Creating Digital Natives in School

So here’s the problem with trying to create Digital Natives in school. When I went to elementary school in the late 70s/early 80s I was taught some basic skills to survive in school.   They was reading, writing and arithmetic. These skills have been taught to school kids in the US for about 100 years and for the most part have remained unchanged.  What is important to keep in mind is that these skills were relied on heavily in later grades.  It was just a basic skill you had to have to be able to do the work in the following classes.

I learned to write and read in probably 1st and second grade mostly.  It was another decade before I graduated high school in 12th grade.  I don’t care what you teach the children about technology in 1st and second grade, it will be obsolete by the time they get to 12th grade.

Therefore I don’t think it makes sense for schools to try to teach their students specific technologies.  Nor should school pedagogy be predicated on specific technologies.  For example, I view Interactive Whiteboards as a technological dead end.  It doesn’t do anything to allow personalization of the learning experience and will be obsolete soon when every student has a smart phone/tablet.

What should be we teaching?

Instead I think schools should be teaching critical thinking, analysis and research methods.  The students will adapt to technologies as they go, but we can provide guidance as to what to do with it.  No matter how much technology changes, the fundamental ability to ask questions, posit answers, and draw conclusions (this is learning) won’t change.



  1. I recently interviewed Marc Prensky at the WISE2010 Conference in Qatar. Thought you might likw to hear his response to the question, ” Is there any such thing as a digital native?”

    • Thanks very much for posting that link Derek! Your accent rocks. 🙂

  2. Great article. I couldn’t agree more in regards to the use of technology. And what we should be teaching. Sometimes I think we forget these ‘fundamentals’ because we see these shiny trinkets and assume they will do the work for us.

    • That’s a great way to put it Charles, we can’t assume the technology is going to do everything for us by itself.

      Thanks for commenting!

  3. […] Why Schools Can’t Create Digital Natives « Education Stormfront RT @educatoral Why Schools Can’t Create Digital Natives via Education Stormfront (tags: […]

  4. I have learned to not like the term “digital native”. I think it suggests that younger people are born with an inate ability to use technology.
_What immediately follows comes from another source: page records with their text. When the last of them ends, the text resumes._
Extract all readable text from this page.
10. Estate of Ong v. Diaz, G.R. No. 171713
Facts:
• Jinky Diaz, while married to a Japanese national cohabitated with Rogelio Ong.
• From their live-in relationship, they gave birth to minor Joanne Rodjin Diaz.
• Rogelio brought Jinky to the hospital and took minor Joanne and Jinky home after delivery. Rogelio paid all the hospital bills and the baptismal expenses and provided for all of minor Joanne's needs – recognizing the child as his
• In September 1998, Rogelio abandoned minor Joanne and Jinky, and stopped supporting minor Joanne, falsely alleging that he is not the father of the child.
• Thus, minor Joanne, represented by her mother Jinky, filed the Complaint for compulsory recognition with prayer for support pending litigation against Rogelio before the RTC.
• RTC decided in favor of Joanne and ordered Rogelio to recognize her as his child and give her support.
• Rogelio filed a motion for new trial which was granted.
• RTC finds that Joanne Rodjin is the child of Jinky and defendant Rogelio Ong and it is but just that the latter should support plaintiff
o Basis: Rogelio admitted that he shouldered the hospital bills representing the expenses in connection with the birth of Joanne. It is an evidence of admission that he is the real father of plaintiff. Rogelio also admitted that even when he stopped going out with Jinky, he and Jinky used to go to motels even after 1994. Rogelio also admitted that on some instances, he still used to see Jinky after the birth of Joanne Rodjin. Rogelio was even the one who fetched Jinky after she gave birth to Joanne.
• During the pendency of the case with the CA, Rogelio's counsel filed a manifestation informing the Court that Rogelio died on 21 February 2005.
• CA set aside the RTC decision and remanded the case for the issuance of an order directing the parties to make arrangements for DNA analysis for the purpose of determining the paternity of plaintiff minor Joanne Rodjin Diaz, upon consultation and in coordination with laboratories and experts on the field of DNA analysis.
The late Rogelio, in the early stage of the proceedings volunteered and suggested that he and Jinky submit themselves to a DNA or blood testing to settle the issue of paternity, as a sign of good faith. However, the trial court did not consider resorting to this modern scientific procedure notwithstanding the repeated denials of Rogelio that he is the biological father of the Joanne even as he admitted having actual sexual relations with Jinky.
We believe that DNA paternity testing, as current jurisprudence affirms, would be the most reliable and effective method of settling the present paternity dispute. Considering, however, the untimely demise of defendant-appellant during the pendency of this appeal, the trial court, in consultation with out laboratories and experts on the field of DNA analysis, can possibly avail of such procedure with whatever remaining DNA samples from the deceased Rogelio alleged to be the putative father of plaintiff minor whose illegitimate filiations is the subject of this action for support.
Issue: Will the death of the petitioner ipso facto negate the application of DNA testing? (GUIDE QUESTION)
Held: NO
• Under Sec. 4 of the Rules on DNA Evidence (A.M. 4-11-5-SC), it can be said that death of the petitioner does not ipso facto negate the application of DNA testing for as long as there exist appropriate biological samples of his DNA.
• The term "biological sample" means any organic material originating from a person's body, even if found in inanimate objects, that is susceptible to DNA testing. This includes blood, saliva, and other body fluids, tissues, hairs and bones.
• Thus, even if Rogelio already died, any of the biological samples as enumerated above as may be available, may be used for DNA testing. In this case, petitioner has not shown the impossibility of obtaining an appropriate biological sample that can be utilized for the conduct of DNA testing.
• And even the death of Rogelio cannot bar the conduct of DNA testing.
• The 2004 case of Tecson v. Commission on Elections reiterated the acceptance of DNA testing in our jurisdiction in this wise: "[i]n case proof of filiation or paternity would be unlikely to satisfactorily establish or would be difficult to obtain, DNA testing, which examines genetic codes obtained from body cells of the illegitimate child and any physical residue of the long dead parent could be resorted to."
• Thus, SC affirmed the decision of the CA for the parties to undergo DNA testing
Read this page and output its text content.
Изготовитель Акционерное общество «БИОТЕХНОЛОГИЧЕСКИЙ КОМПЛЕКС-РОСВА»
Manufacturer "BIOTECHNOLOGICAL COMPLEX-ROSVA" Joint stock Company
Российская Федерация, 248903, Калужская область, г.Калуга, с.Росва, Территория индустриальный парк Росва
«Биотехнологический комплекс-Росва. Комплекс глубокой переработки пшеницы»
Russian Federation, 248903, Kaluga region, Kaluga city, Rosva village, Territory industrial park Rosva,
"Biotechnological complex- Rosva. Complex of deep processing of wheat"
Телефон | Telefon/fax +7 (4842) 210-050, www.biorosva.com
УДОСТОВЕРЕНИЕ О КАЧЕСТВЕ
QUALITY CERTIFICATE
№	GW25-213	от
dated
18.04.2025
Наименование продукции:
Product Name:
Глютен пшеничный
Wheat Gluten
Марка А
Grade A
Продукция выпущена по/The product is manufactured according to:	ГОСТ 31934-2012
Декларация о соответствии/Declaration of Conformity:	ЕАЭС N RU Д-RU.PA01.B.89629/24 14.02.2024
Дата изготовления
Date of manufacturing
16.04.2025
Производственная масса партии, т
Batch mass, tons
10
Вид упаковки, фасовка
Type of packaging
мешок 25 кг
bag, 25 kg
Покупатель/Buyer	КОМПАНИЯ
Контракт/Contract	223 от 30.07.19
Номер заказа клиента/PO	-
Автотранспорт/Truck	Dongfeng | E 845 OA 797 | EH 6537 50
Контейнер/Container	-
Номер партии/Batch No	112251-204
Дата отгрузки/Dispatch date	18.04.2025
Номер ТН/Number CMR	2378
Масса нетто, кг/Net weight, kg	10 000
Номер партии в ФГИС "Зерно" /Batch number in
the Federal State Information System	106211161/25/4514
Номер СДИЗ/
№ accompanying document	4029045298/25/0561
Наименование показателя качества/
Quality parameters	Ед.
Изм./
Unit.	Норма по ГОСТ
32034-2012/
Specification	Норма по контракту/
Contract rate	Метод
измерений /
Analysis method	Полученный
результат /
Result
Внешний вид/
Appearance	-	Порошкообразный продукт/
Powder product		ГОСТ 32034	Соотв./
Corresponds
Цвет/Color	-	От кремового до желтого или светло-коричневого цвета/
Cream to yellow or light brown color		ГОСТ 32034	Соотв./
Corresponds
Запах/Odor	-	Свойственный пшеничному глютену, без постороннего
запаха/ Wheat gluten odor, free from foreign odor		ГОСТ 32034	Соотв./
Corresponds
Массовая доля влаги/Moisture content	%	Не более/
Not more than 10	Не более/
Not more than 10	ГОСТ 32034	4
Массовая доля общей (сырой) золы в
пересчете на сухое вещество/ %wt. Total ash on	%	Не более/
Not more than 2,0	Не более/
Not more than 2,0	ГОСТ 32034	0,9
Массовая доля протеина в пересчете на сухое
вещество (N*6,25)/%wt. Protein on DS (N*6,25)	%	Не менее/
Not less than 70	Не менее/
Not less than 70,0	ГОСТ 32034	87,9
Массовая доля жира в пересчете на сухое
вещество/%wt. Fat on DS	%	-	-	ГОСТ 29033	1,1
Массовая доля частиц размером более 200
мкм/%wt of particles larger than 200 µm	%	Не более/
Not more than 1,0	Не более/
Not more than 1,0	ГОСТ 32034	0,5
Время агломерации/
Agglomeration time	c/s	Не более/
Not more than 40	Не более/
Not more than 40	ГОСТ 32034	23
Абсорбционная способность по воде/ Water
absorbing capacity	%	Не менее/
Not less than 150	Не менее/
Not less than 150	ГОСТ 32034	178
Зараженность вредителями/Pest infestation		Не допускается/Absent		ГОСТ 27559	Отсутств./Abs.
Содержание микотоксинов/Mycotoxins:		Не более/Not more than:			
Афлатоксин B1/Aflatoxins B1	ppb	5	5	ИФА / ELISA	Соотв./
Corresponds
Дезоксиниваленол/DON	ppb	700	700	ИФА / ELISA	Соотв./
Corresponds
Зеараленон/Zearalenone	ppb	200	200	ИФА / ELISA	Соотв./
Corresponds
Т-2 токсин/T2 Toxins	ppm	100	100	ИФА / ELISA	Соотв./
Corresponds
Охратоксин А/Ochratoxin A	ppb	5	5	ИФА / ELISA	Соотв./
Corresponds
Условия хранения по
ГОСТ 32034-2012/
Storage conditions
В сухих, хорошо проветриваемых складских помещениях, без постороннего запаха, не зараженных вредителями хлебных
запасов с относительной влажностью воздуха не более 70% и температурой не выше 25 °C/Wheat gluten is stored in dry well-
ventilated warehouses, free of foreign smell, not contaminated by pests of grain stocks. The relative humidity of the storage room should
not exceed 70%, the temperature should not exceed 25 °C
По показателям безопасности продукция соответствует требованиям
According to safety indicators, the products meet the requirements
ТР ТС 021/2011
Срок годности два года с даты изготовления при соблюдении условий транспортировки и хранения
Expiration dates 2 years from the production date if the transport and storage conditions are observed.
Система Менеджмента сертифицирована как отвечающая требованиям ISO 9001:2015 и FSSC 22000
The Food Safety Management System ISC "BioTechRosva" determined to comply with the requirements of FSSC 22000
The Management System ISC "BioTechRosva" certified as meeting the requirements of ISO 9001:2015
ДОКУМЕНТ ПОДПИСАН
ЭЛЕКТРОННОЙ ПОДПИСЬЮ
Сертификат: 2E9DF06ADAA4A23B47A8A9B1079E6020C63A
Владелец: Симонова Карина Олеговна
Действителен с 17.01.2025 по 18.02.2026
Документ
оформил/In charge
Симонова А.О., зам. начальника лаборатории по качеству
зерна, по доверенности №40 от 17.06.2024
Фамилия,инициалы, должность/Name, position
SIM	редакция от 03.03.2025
In my experience, they do but not necessarily effectively or appropriately. They are really good at surface work of some tools and going deep with games. But it takes time and wisdom to put it all together effectively. Adults have the benefit of life experience and wisdom to apply to their use of tools.

    I think the most significant benefit kids have is they are generally fearless whereas adults have learned to be fearful. Kids are will to try anything new without concern – adults, not so much.

    But, back to your main point. I think kids do need to be taught how to “effectively” use specific technologies to a degree and in context but they will figure out the specifics within context. Teachers don’t need to be experts on tools but they do on process, application, and purpose. As to which tools will be obsolete or have certain value (eg, IWB’s), that will evolve and change over time. The key is to use whatever tools are available in the best possible interest of student learning.